After long study, then, the critic is given by the good book a feeling of understanding and this feeling drives the critic to interpret. That is, this feeling drives the critic to want to explain to others what the critic has felt. Having been driven to this the critic has to find ways to express this understanding, within the forms open to the critic.

In the West this usually means through the essay for a general audience, or the critical essay for a more specialised audience. Here the critic will usually link the work the critic has read with other things which help the critic to explain the kind of meaning the critic has felt while reading the work. 

There is not enough time here to talk about the various methods of interpretation, of which there are many. I will just pass on to one more idea which will lead me to one claim.

4. Teaching (slow reading)

In some ways the critic is like the writer they write about, but in other ways different. The writer does not have to explain the meaning they create, whereas the critic attempts to. This is a fundamental difference. The writer leads the reader to think, the critic tries to move from being lead to think to examining what it is that one is thinking about. So the critic attempts a specific kind of pedagogy or teaching. It is not clear that the writer has to teach, however, or what they might wish to teach.

There is one thing, however, both the critic and the writer might be said to teach.

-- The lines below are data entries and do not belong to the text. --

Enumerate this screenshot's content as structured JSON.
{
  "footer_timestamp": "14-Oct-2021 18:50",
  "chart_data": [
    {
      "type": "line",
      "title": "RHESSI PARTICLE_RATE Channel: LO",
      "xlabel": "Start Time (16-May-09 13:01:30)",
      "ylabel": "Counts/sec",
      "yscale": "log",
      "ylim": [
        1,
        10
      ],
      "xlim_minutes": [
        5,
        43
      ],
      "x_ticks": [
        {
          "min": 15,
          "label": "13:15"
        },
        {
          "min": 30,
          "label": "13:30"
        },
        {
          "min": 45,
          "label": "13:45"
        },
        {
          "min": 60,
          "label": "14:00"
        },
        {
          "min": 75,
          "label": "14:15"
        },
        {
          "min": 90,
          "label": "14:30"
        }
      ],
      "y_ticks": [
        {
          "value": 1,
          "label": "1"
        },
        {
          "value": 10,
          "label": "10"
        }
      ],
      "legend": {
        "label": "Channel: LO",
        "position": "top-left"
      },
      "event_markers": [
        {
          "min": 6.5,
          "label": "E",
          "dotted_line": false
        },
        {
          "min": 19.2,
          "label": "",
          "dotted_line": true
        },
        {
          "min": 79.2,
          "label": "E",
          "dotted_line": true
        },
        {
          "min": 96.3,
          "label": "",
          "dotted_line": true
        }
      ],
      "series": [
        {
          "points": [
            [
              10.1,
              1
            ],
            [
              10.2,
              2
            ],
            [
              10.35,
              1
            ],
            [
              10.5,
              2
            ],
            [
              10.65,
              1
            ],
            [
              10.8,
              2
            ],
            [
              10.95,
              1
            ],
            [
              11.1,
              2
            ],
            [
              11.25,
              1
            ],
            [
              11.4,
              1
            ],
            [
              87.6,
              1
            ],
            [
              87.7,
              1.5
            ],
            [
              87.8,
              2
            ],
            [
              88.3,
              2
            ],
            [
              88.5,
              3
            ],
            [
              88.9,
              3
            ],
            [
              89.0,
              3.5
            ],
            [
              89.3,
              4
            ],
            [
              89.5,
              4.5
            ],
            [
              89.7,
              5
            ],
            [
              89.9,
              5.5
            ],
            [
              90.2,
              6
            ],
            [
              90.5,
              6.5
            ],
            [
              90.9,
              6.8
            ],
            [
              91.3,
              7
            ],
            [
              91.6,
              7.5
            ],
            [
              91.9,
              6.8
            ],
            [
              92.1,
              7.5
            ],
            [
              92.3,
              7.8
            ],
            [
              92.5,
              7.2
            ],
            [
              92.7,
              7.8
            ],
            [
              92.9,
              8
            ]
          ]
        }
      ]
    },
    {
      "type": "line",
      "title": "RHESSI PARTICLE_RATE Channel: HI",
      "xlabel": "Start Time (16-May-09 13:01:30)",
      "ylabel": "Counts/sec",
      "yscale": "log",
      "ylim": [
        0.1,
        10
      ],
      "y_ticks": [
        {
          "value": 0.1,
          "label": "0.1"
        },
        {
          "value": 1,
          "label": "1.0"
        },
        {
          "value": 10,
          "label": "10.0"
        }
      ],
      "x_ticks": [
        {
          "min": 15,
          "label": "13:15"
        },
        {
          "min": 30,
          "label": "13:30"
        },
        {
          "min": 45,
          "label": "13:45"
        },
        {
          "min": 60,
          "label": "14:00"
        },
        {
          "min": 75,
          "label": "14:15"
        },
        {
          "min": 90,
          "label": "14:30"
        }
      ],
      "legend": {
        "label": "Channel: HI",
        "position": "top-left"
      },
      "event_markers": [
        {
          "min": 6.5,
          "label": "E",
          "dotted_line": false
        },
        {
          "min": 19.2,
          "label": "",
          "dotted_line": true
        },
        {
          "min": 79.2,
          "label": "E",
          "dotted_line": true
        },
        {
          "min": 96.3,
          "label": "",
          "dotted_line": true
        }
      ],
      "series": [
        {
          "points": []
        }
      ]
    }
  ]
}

They both teach ‘slow reading’. 

In the late 19th century the German philosopher Freidrich Nietzsche, who began his career not as a philosopher but as a philologist (that is, someone who studied the meanings of words) wrote “It is not for nothing that one has been a philologist, perhaps one is a philologist still, that is to say, a teacher of slow reading.”

I would claim that all those critics who work from understanding, in the way I have set out, teach slow reading. That is, they attend with care to the books they read and try to make those they teach also attend to those books with care.

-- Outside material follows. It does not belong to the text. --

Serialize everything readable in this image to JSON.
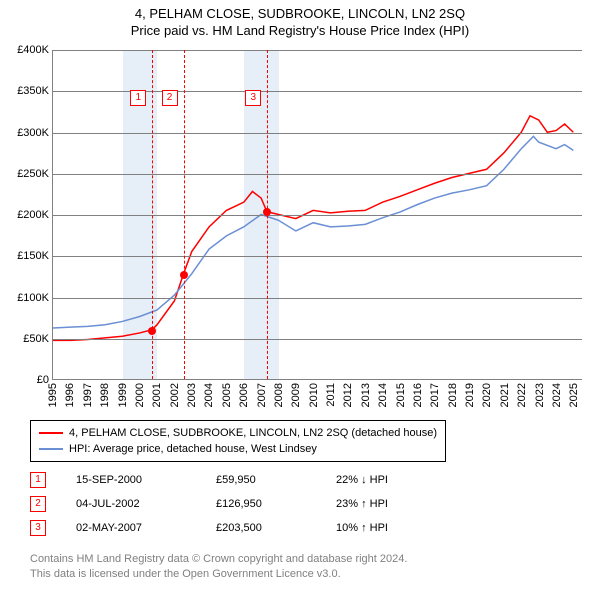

This is a controversial claim nowadays in the West, as other methods are used and promoted, such as ‘distant reading’ which considers works of literature to be manifestations of general tendencies in any culture.

To my mind, however, distant reading is not really concerned with literature itself; rather, it is concerned with literature as a social function. This is clearly criticism, but it is not specifically literary criticism, it is social criticism. I do not mean to dismiss social criticism here, on the contrary, I merely wish to argue for the value of literary criticism.

5. Value

Critics who consider the social function of literature will have certain models of value, related to social formations and their generation. They will judge literature, insofar they do, with regard to the role it might be understood to play within these social formations.

The teacher of slow reading, however, will have a different idea of value. This is an idea of value which is, unfortunately, as challenging as the concept of intuition with which we began (and with which we always begin). 

The value is the value of meaning itself. The value involved for the critic who reads literature closely is the sense of meaning that the work the critic has read has given to the critic.

The value of criticism, then, is the extent to which it is capable of amplifying, underlining or exemplifying some of the kinds of meaning the good book (no doubt in relation to many other books) has caused that critic to feel. This in turn will allow others to understand. It will give others materials with which to learn to understand (just as Malcolm X read the dictionary from cover to cover to have materials with which to understand).